Duruşmanın 5'nci günü ailelerden açıklamayla başladı:
Kartalkaya'da 78 kişinin yaşamını yitirdiği 133 kişinin de yaralandığı facianın ilk duruşmasının 5'inci günü ailelerin basın açıklamasıyla başladı.
Kartalkaya’da 78 kişinin yaşamını yitirdiği 133 kişinin de yaralandığı facianın ilk duruşmasının 5’inci günü ailelerin basın açıklamasıyla başladı.
Bolu 1. Ağır Ceza Mahkemesinde, Grand Kartal Otel faciasının duruşması görülmeye devam ediyor. Davanın, ilk 4 gününde 29 sanık dinlendi. Dün gece Otel Sahibi Halit Ergül’ün ifadesinin alındığı sırada duruşma salonunda ortalık karıştı. Mahkeme başkanı, duruşmaya sabaha kadar ara verdi. 5’inci günün sabahı, Başka Canımız Yok platformu üyelerinin yaptığı basın açıklamasıyla başladı. Platform adına basın açıklaması yapan Zeynep Kotan, baskıya maruz kaldıklarını işaret etti.
"Yeter artık diyoruz"
Tahriklere maruz kaldıklarını belirten Kotan, "Artık yeter. 170 gündür sevdiklerine hasret aileler olarak artık ’yeter’ diyoruz. 4 gündür, 21 Ocak’ta bize yaşatılan organize kötülüğün organize savunmasına maruz kalıyoruz. 4 gündür sanıkların sorgusundan tek duyduğumuz ’Bilmiyorum, hatırlamıyorum, görmedim, sorumlu değilim ve kağıt üstünde’. Sadece bununla da kalmıyor.

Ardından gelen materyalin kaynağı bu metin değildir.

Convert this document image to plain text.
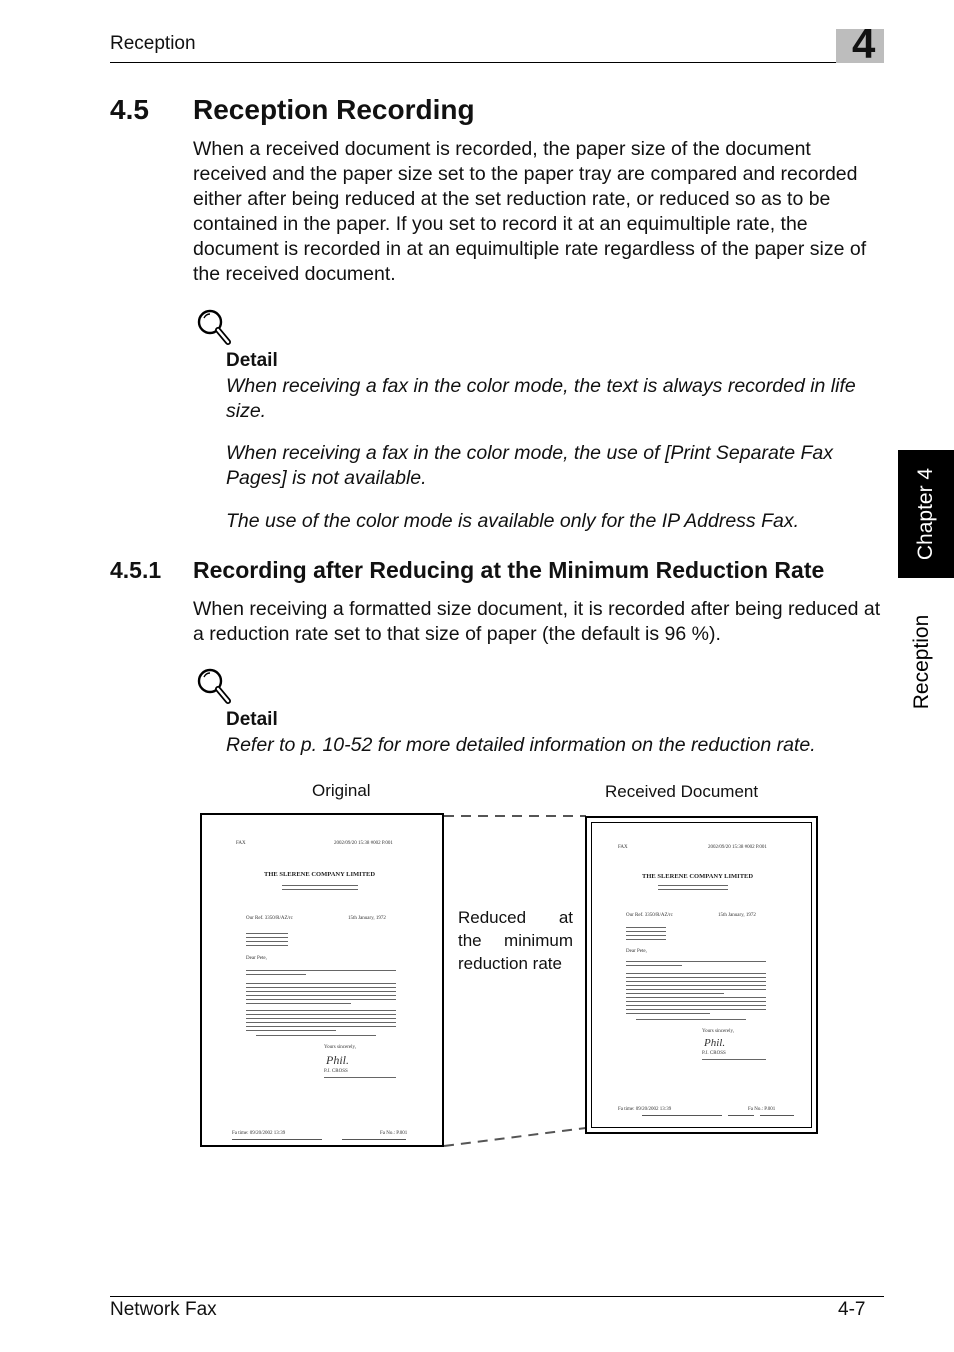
Reception	4
4.5 Reception Recording
When a received document is recorded, the paper size of the document received and the paper size set to the paper tray are compared and recorded either after being reduced at the set reduction rate, or reduced so as to be contained in the paper. If you set to record it at an equimultiple rate, the document is recorded in at an equimultiple rate regardless of the paper size of the received document.
Detail
When receiving a fax in the color mode, the text is always recorded in life size.
When receiving a fax in the color mode, the use of [Print Separate Fax Pages] is not available.
The use of the color mode is available only for the IP Address Fax.
4.5.1 Recording after Reducing at the Minimum Reduction Rate
When receiving a formatted size document, it is recorded after being reduced at a reduction rate set to that size of paper (the default is 96 %).
Detail
Refer to p. 10-52 for more detailed information on the reduction rate.
Chapter 4
Reception
Original	Received Document
FAX	2002/09/20 15:38 #002 P.001
THE SLERENE COMPANY LIMITED
Our Ref. 3350/R/AZ/rc	15th January, 1972
Dear Pete,
Yours sincerely,
Phil.
P.J. CROSS
Fa time: 09/20/2002 13:39	Fa No.: P.001
Reduced at
the minimum
reduction rate
FAX	2002/09/20 15:38 #002 P.001
THE SLERENE COMPANY LIMITED
Our Ref. 3350/R/AZ/rc	15th January, 1972
Dear Pete,
Yours sincerely,
Phil.
P.J. CROSS
Fa time: 09/20/2002 13:39	Fa No.: P.001
Network Fax	4-7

Sanık vekillerinin ve sanık yakınlarının tahriklerine maruz kalıyoruz. Gözlerimizin içine baka baka karıncayı bile incitmeyen bir aile olduklarını söylüyorlar. Dün heyet başkanı bir sanık vekil müştekileri tahrik etmeyin diye uyarmak zorunda kaldı. Bu tahrike sadece müştekiler de maruz bırakılmıyor. Sanık müdafileri tarafından vekillerimizin sorularına sistematik bir şekilde müdahale ediliyor" dedi.
"Tahrik etmek için her yolu deniyor"
Sanık yakınının mağdur aileleri tahrik etmek için her yolu denediğini ifade eden Kotan, "8 canını yitirmiş bir babanın, bir vekilin sözü, acısı hiçe sayılıp geçiliyor. Bir sanığın yakını müştekilere hakaret etme cesaretini gösterebiliyor. Bununla da kalmayıp güvenliği sağlamakla görevli kolluk güçlerine fiziksel müdahalede bulunmaya çalışıyor. Aynı sanık yakını ilk günden bu yana bizleri de tahrik etmek için her yolu deniyor. Duruşmada defalarca tek talebimizin acımıza saygı duyulması olduğunu dile getirmemize rağmen bize reva görülen bu. Bizim tek talebimiz, adil ve şeffaf bir yargılama süreciyle tüm sorumluların hesap vermesi ve cezalandırılması. Buradan öyle emsal bir karar çıksın ki artık herkes attığı imzanın sorumluluğunu bilsin. Bu emsal karar sadece biz aileler için değil tüm Türkiye’nin güvenli geleceği için önem taşımaktadır. Biz buradayız. Merhametsiz yüreklere rağmen dimdik ayaktayız. Canlarımızın anısına bu mücadelemizi sonuna kadar devam ettireceğiz. Yüce mahkemenin adaletine güveniyoruz" şeklinde konuştu.